One crucial point where their ideas diverged was the issue of women in public life. Robespierre was a true Rousseauian segregationist. He never acknowledged women who stepped out of the domestic sphere. In the National Assembly’s early debates on citizenship, although Robespierre was celebrated as a champion of the rights of previously passive male citizens like black men, Jews and servants, he did not even address the subject of women possessing natural and inalienable rights. When Olympe de Gouges or Théroigne de Méricourt challenged him publicly, he scorned to respond.

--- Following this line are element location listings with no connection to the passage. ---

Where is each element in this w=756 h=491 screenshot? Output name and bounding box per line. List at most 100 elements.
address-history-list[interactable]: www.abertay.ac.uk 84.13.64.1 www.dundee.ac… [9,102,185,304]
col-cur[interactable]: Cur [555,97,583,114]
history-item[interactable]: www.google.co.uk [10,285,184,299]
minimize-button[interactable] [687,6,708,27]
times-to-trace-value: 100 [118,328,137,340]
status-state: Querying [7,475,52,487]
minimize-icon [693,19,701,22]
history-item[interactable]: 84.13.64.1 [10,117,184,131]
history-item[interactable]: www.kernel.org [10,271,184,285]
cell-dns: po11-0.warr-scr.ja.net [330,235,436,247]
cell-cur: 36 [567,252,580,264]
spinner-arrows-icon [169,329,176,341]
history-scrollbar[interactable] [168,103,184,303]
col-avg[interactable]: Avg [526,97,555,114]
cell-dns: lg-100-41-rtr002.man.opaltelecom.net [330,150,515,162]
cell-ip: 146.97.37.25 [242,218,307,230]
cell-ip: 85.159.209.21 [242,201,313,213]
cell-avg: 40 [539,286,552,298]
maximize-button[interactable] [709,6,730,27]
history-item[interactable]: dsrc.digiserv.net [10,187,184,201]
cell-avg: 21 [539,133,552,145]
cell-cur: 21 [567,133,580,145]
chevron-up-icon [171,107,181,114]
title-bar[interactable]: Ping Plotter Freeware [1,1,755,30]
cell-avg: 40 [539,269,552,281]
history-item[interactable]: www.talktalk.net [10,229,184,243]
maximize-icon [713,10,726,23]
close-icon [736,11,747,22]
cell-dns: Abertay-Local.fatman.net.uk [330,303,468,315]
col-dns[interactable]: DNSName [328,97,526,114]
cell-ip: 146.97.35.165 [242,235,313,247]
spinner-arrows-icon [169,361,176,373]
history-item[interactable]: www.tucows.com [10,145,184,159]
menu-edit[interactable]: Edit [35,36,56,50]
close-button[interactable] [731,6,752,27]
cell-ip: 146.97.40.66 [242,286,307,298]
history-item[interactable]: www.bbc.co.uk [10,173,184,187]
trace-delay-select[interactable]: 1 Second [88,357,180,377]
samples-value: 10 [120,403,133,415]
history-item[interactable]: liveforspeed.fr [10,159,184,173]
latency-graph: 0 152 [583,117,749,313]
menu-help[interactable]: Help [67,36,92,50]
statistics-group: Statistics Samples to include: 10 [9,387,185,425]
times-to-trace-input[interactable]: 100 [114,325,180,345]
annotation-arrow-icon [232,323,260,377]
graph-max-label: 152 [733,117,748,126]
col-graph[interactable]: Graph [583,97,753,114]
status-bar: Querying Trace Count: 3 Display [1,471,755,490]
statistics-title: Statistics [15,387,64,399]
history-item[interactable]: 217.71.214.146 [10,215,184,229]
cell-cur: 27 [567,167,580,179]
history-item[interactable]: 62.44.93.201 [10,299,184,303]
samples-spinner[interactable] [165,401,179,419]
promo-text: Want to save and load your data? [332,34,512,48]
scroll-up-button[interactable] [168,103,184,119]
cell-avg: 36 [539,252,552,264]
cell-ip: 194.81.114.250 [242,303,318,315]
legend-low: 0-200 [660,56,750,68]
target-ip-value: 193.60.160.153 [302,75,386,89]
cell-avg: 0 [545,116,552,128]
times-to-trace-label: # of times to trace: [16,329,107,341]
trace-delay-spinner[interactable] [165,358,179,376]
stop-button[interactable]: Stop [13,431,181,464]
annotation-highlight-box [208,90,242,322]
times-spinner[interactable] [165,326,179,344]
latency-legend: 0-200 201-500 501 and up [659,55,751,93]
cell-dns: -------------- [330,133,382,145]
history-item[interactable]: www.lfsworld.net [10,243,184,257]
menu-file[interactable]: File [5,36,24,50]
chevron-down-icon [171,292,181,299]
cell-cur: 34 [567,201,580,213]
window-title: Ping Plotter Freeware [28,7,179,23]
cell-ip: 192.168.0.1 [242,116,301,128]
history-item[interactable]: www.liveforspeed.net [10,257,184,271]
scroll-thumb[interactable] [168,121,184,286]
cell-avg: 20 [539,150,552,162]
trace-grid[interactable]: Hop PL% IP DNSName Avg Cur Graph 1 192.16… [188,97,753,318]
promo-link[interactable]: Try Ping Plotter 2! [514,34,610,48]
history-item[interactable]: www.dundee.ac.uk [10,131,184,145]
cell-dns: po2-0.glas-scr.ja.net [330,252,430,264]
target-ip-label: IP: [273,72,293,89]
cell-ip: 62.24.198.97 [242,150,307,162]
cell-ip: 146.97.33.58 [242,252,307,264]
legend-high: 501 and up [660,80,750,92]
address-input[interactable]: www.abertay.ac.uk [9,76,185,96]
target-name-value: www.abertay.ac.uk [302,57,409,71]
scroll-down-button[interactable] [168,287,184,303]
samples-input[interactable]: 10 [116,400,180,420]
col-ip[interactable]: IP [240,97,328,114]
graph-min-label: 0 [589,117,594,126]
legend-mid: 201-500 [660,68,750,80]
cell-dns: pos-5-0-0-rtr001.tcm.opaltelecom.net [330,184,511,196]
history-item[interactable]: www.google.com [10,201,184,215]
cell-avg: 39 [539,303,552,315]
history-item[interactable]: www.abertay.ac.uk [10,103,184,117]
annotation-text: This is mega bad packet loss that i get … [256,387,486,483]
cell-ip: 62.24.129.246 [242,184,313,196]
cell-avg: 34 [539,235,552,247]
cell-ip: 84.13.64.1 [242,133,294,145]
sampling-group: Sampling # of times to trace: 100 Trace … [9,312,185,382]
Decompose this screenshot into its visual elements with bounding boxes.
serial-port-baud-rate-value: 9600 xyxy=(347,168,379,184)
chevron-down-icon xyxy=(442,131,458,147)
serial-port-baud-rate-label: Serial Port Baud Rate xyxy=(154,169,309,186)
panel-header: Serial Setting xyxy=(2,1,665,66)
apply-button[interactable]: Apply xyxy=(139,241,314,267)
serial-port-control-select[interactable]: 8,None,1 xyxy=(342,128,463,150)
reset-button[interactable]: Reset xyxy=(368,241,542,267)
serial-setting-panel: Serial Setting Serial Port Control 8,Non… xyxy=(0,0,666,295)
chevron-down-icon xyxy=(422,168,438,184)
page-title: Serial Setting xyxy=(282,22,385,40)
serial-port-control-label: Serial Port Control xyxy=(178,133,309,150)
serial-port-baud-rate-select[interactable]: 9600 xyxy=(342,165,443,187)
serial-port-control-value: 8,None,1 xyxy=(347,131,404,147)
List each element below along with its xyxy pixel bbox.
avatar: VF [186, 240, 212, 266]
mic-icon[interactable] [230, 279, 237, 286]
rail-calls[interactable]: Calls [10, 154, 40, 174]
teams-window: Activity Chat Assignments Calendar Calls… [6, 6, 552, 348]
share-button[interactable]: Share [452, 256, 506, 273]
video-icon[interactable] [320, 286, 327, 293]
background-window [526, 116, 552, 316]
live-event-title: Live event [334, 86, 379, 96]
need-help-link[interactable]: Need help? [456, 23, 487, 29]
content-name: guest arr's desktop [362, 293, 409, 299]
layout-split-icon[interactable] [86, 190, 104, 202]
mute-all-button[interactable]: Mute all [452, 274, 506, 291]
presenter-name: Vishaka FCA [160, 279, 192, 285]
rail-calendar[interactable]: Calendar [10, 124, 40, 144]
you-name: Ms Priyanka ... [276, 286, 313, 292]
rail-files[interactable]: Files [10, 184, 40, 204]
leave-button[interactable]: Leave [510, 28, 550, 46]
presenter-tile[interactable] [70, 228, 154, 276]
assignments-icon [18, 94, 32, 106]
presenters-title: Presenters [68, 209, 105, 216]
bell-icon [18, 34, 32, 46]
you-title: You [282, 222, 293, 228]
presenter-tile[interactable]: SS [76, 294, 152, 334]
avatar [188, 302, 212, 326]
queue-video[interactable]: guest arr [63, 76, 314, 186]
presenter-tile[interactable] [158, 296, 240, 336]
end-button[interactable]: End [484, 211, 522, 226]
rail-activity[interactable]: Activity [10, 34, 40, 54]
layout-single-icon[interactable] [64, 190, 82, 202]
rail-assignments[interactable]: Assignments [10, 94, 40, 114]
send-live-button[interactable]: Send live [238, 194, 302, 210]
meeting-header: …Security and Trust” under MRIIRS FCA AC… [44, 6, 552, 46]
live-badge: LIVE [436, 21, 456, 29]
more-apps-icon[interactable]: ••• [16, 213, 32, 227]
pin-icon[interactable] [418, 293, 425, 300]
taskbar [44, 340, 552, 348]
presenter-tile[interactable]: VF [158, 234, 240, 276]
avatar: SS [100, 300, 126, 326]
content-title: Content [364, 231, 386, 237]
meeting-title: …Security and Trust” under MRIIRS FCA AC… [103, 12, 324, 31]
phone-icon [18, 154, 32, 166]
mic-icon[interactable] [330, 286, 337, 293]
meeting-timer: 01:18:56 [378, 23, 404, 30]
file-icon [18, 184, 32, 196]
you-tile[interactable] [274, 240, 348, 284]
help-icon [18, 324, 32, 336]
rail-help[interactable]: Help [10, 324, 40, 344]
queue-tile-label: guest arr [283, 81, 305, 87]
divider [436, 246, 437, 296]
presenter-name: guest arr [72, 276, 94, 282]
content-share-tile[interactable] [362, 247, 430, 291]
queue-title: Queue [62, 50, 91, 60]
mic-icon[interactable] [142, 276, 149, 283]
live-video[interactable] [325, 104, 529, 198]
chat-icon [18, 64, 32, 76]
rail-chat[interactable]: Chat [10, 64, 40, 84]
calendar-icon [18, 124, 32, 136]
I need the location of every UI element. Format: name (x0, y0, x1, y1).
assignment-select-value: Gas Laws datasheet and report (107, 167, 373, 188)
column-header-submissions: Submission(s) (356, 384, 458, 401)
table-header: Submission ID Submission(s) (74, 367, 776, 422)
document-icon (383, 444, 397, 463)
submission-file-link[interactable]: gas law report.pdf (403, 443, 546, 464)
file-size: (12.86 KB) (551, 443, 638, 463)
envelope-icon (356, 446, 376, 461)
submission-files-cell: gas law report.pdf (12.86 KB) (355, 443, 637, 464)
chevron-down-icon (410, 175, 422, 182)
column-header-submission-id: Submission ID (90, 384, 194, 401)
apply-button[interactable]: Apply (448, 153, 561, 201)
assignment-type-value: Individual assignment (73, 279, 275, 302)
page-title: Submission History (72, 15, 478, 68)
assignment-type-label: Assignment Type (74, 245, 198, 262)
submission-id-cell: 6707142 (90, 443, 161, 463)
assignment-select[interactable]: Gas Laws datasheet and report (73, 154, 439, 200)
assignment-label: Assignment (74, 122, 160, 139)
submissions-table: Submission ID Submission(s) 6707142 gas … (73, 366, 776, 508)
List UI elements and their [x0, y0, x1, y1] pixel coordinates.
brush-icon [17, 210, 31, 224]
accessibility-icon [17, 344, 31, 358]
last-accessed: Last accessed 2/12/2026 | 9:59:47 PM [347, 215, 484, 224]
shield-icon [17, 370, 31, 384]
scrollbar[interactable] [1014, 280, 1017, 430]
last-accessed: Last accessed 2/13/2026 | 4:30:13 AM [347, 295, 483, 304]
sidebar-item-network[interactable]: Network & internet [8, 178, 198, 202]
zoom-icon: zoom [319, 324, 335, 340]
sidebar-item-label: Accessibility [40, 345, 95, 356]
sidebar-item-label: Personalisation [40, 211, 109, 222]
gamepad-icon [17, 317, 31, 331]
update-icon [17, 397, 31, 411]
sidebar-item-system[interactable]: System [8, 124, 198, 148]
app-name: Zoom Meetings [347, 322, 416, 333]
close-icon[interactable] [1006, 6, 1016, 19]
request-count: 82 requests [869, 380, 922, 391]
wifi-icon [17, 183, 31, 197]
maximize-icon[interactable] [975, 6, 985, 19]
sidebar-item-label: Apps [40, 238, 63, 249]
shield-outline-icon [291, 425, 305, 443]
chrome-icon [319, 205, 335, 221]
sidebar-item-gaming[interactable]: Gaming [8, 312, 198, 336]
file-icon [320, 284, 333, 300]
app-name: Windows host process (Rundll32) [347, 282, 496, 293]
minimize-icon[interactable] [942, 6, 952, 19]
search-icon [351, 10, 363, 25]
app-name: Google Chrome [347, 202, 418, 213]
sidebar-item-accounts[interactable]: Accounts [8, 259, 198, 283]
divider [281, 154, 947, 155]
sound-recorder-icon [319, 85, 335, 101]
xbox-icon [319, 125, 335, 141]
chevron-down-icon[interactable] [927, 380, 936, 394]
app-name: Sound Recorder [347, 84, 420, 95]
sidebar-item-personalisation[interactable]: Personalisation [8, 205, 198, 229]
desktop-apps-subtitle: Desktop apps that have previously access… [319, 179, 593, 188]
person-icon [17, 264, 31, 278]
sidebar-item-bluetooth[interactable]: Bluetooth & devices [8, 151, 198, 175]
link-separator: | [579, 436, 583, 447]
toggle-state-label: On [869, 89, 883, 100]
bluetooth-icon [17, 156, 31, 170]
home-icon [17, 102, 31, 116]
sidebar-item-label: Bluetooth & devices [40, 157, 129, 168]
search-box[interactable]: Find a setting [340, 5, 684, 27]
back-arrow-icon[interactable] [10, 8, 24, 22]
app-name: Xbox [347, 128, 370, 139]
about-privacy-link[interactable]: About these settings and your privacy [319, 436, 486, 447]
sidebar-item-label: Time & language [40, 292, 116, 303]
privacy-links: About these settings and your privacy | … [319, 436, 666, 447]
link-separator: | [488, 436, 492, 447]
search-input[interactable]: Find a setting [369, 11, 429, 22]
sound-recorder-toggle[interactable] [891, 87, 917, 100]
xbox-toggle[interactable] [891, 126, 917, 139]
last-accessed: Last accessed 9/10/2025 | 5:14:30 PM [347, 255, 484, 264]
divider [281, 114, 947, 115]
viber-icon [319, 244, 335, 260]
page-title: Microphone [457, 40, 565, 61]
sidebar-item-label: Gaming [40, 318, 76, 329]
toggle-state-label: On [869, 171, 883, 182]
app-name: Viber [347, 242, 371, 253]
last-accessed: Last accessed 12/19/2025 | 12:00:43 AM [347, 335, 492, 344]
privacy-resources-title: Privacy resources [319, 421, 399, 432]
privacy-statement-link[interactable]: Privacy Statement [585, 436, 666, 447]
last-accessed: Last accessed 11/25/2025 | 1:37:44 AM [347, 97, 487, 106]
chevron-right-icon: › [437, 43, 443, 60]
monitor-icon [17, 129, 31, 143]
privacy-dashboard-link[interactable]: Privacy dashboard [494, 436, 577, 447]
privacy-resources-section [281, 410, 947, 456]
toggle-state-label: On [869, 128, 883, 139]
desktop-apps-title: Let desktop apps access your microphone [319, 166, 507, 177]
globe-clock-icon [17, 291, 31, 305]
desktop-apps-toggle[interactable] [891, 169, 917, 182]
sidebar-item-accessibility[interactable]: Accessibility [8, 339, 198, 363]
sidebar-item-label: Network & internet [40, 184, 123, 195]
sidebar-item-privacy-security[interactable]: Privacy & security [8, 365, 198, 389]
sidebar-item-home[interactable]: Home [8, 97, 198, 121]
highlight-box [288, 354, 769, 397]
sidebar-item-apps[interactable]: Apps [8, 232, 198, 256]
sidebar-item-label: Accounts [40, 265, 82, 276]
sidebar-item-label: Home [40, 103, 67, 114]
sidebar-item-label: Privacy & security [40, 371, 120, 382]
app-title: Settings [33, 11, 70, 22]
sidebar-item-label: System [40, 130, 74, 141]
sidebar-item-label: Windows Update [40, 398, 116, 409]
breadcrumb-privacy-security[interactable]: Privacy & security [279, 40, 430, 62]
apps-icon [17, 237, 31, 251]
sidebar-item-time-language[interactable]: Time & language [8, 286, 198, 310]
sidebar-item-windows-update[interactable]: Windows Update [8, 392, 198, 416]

During the Rolands’ time away from Paris in the autumn of 1791, when Manon had made overtures to Robespierre implying that their correspondence might be useful to him in formulating his political theory and decisions, he pointedly had not replied. Mme Roland, quietly sewing by her husband’s hearth, had been no threat to him; Roland
née
Phlipon (as she proudly signed herself to him in these letters), running her husband’s ministry, arguing with those who disagreed with her, beating on the doors of the National Convention and demanding to be heard, was quite another proposition.
Outwardly, she and Robespierre agreed on the issue of women. When Manon declared that women were valuable to society because of their virtues rather than their intelligence, it might have been Robespierre himself–or Rousseau–speaking. But, as with Germaine de Staël, another devotee of Rousseau’s who insisted she did not want to play a part in public life and then strove with every fibre of her being to do so, Manon’s words said one thing, her actions another.
Although as the wife of a minister Manon had lived as modest a life as possible, her obvious interest in and aptitude for politics escaped no one. It was as if she thought that without the powdered, scented flirtatiousness of ancien régime boudoir politics no one could suspect her of intrigue. Her scathing dismissal in her memoirs of the men with whom Roland had worked must have been daily evident on her face, exposing how thoroughly she believed she could do their jobs better than them: ‘the thing that has struck me most has been their universal mediocrity…it is hardly surprising that we have fallen step by step under the dominion of crass ignorance and shameful incompetence’. She treated Danton–whom she misjudged with the most serious of consequences, preventing any kind of reconciliation between Girondins and Jacobins when a rapprochement was still possible–with a shameful mixture of arrogance and disdain. The Jacobins she opposed would have found it hard not to see her as another scheming salonniére in the mould of Germaine de Staël or the influential royal mistresses.
For Manon, too, admitting that she liked being near power and wanted to wield it herself would have been a confession of corruption. For her–as for Robespierre, Marat and many other revolutionaries–one of the defining characteristics of the ancien régime’s immorality was its domination by women. As the historian Dorinda Outram observes, ‘to the degree that power in the Old Regime was ascribed to women, that meant that the discourse of the Revolution was committed to anti-feminine rhetoric’. The revolution became a crusading instead of a destructive force: it would replace the unnatural world of boudoir politics with virtue–government by men alone, whose intrinsic qualities (so the argument went) made them the natural leaders of society.